Sarkozy, tipped to run for president in 2017, said the French welfare system made the country too attractive to asylum-seekers and that automatic access to free healthcare and housing aid should be scrapped.
War refugees should be welcomed but only temporarily, the head of Les Republicains party said. He repeated calls for the suspension of Europe’s Schengen rules on free circulation of people inside the European Union.
Sarkozy is trying to craft a clear alternative to the more open-armed response of Socialist President Francois Hollande. At the same time, he wants to prevent far-right leader Marine Le Pen cashing in on immigration fears at his expense.
British Prime Minister David Cameron wants to restrict welfare for immigrants from within the EU. The EU’s top court ruled late last year, before the current influx of migrants, that Germany could deny benefits to economic immigrants.
Sarkozy said France and Europe should distinguish between war refugees and longer-term political refugees, with acceptance of the former granted on a temporary basis.
He warned the scale of the exodus from Syria could help Islamist radicals consolidate their hold on a country emptied of its citizens.
“The goal is not to have 25mn Syrians settle in Europe and leave a void behind them filled by Daesh (Islamic State),” Sarkozy said.
“The situation is far more grave than people imagine,” he added, addressing his party before a debate on migration in France’s lower house of parliament.
He called on members to vote by tomorrow on proposals that would become the party line.
Sarkozy warned that France risked “implosion” if inward flows of migrants rose.
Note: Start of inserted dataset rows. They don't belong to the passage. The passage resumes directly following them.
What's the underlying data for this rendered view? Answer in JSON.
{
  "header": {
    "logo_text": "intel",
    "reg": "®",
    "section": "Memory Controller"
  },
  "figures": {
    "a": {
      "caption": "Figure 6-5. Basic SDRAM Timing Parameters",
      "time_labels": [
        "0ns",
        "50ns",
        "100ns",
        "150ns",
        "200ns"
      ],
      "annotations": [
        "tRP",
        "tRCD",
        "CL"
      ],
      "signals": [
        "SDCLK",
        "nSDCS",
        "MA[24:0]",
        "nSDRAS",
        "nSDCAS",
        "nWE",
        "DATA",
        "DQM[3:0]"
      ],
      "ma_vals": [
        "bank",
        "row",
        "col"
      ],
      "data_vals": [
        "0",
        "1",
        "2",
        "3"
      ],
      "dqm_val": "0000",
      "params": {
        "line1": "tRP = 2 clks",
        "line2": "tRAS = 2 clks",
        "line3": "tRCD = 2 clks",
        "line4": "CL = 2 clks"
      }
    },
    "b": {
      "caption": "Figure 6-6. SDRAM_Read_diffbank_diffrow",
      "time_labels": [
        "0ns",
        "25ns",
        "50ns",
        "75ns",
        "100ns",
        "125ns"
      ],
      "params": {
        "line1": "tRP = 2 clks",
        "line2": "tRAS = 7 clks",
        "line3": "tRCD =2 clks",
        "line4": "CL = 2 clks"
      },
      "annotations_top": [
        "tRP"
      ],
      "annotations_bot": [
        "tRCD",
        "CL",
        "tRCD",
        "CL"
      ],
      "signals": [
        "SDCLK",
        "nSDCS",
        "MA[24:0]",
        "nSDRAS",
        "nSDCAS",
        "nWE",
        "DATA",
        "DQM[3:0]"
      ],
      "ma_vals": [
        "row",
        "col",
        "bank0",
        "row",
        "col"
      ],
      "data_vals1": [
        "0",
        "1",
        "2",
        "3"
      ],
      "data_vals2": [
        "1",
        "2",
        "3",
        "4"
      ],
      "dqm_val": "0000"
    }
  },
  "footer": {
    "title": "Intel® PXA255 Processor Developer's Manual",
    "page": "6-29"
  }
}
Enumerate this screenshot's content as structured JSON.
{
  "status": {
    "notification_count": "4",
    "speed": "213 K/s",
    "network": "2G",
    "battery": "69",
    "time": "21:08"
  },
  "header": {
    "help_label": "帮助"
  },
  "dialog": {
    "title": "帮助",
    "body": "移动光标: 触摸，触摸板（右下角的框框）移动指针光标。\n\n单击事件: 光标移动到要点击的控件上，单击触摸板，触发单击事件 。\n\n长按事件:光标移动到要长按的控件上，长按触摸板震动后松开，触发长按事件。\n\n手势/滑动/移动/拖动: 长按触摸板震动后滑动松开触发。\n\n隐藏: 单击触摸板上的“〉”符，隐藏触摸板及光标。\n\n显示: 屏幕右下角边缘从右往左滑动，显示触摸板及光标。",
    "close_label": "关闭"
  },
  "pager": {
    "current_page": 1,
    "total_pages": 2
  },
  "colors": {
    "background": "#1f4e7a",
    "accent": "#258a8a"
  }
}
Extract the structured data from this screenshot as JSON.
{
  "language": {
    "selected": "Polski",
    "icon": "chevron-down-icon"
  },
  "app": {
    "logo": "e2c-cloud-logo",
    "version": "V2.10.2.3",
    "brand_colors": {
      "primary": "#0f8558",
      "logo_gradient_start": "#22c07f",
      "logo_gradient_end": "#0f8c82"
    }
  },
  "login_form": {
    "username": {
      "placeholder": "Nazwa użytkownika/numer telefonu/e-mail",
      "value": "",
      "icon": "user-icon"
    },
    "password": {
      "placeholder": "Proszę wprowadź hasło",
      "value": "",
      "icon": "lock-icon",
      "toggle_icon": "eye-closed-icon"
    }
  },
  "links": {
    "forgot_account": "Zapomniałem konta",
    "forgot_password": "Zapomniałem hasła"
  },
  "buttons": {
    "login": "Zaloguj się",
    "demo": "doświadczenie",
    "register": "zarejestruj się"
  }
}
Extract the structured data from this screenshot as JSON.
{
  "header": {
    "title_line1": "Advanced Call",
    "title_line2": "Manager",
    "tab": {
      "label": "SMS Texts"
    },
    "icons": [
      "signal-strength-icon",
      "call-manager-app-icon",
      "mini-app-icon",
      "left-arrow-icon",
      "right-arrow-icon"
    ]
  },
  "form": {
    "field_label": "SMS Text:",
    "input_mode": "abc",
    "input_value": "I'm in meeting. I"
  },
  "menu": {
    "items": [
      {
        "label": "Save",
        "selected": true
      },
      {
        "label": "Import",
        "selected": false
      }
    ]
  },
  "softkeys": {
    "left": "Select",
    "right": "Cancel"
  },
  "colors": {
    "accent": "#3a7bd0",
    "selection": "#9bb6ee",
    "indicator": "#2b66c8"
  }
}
The Schengen pact, which removed internal border controls across much of the EU, should be suspended pending a renegotiation, he said.
Speaking during the debate, Prime Minister Manuel Valls hit back saying there was no substance behind Sarkozy’s “slogans”.
He said France, which has proposed to accept 30,000 migrants over two years as part of an EU-wide plan to take in 160,000, had already temporarily restored some border controls. “We will not hesitate to do it again as the Schengen rules enable us to,” he said.
An Elabe poll published yesterday for BFM TV showed 80% of French people wanted to restore border control.